Fonlarda kazanç aktarımı olabilir mi?
Ticaretin olağan akışı içinde ilişkili olan şirketler birbirleriyle mal ve hizmet ticareti içerisinde olurlar. İlişkili taraf darken iki veya daha fazla şirketin karar alma süreçlerinde aynı kişilerin, grupların olmasından bahsediyorum. Buraya kadar bir sorun yok. Fakat bu ticaretin gerçekleşmesi aşamasında belirlenen fiyatın piyasa fiyatlarından çok fazla farklılaşması bir sorun teşkil eder. “Alan razı, satan razı neden problem olsun ki?” diyebilirsiniz. Ama pek öyle değil.
Sorunlardan birincisi vergisel boyuttur. Diyelim ki bir şirket limon satıyor diğer şirket de limonata satıyor olsun. Limonata satan şirket de limonlarını ilişkili şirketten alsın. Limonatacının yeni kurulduğunu ve birçok yatırım yaptığı için henüz kâra geçemediğini ve dolayısıyla da vergi ödemediğini düşünelim. Diğer taraftan da limoncunun ise yüksek kâr ettiğini düşünelim. İşte bu durumda piyasada 10 TL olan bir limonu limonatacıya 5TL’ye satarsa satış hacmi, brüt kârı, net kârı ve dolayısıyla ödeyeceği vergi azalacaktır. Diğer taraftan limonatacının da net zararından bir azalma olacaktır. Ama hala zarar ettiği için vergi ödemeyeceğinden dolayı vergisel anlamda herhangi bir maliyet oluşmayacaktır. Böylece net nette baktığımızda iki şirketin toplam ödediği vergi, limonun 10 TL’ye satılması durumuna göre daha düşük kalacaktır.
İkinci boyutsa böyle bir durumdan şirketin ortaklarının zarar görmesidir. Kârın limoncudan limonatacıya aktarımı limonütacı şirketin diğer ortaklarının bu durumdan zarar görmesine neden olur. Özkaynaklarda erime olur, ilerleyen dönemde alabilecekleri temettülerden mahrum kalabilirler.
Transfer fiyatlandırması
Bu gibi durumlar bilindiği ve yaygınca da uygulandığı için mevzuatta bu alanda düzenlemeler yer alır. Transfer fiyatlandırması ve örtülü kazanç aktarımı başlıkları altında bunları incelemek mümkün. Bu konulardaki en büyük sorun malların homojen olmamasıdır. Bizim örneğimizde limonatacı kendini “limonla az suluydu onun için düşük fiyata aldık” diyerek savunabilir. Bunun önüne geçmek için emsal fiyat bulmak gerekir vs. Yazının asıl konusuna geçeceğim için daha fazla detaya yer veremiyorum.
Benzer bir durum finans piyasasında olabilir mi?
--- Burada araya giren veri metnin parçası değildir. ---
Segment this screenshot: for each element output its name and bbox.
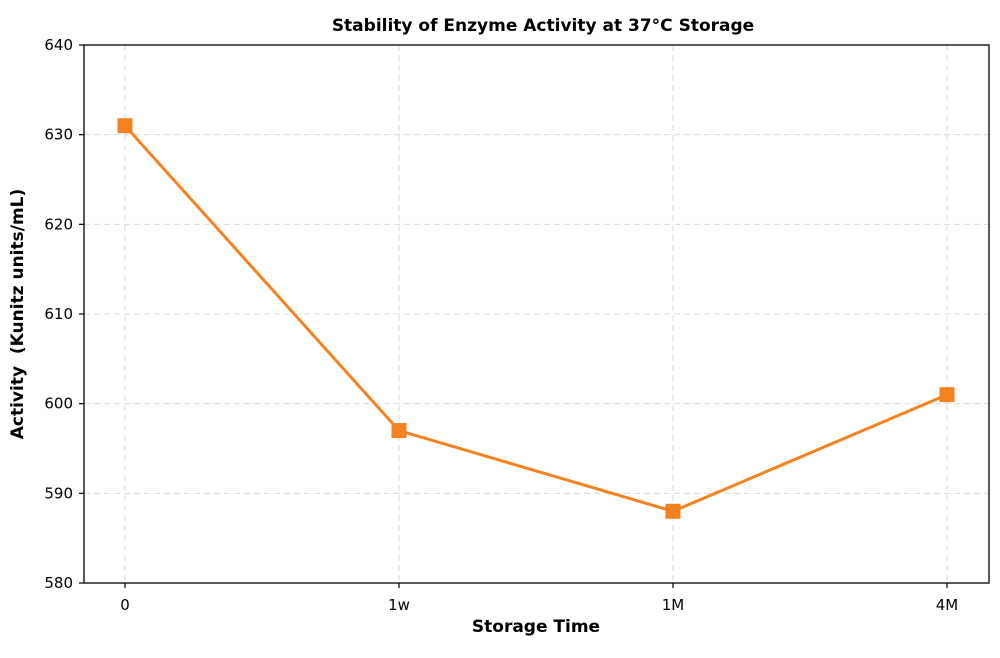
y-tick-label: 640 <box>44 36 73 54</box>
x-tick-label: 0 <box>120 596 130 614</box>
y-tick-label: 600 <box>44 395 73 413</box>
data-point <box>117 118 133 134</box>
x-tick-label: 1M <box>662 596 685 614</box>
data-point <box>665 503 681 519</box>
x-tick-label: 4M <box>936 596 959 614</box>
data-point <box>391 423 407 439</box>
y-tick-label: 630 <box>44 126 73 144</box>
y-tick-label: 590 <box>44 484 73 502</box>
series-line <box>123 124 948 513</box>
axis-ticks: 580 590 600 610 620 630 640 0 1w 1M 4M <box>44 36 958 614</box>
chart-title: Stability of Enzyme Activity at 37°C Sto… <box>332 16 754 36</box>
y-tick-label: 610 <box>44 305 73 323</box>
y-tick-label: 620 <box>44 215 73 233</box>
y-axis-title: Activity (Kunitz units/mL) <box>8 189 28 440</box>
x-tick-label: 1w <box>388 596 410 614</box>
x-axis-title: Storage Time <box>472 617 600 637</box>
y-tick-label: 580 <box>44 574 73 592</box>
grid <box>84 45 989 583</box>
data-point <box>939 387 955 403</box>
series <box>117 118 955 519</box>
Gayet tabii ki olabilir. Diyelim ki bir faktoring şirketine sahipsiniz. Faktoring şirketleri de aslında bir nevi bankalar gibi finansman sağlarlar. Şirketlerin ticari alacaklarının vadesi gelmeden önce onları finance ederler. Burada kritik konu kaynak meselesidir. Banka olsa bu kaynağın büyük kısmı mevduat toplayarak bulunur. Ama factoring şirketleri mevduat toplayamadığı için yabancı kaynak bulmak için borçlanmaları gerekir. Bu borçlanma için de tabii ki bir faiz ödemesi yapılacaktır.
Şimdi işin ikinci boyutuna gelelim. Diyelim ki bir de portföy yönetim şirketiniz var. Yönettiğiniz fonlar var ve bu fonlardan bazıları borçlanma araçlarına yatırım yapıyor. Normalde bir factoring şirketi %45’le borçlanabiliyor olsun, fakak yukarıda bahsettiğim şekilde ilişkili fon bahsettiğimiz faktoring şirketine %60’la borç veriyor olsun. Bu durumda ne olur peki? Yukarıda limoncu konusunda anlattığım mesele olur. Fonun getirileri çok yükselir, factoring şirketinin kârları azalır. Fon getirileri yüksek olduğu için yeni müşteriler çeker, bu arada da factoring şirketinin yatırımcıları zarara uğratılmış olur.
Bu ilişkide ürün paradır. Ve her borçlananın aynı faizden borçlanmasını bekleyemeyiz. Riske göre faiz oranları da değişecektir. Ama bunun da bir sınırı olmalı. Bu sınırı belirlemek ve benzer durumları engellemek de denetimle görevli kuruluşların görevidir. Bu sadece bir örnek, bunun dışında benzeri birçok örnek de bulunabilir.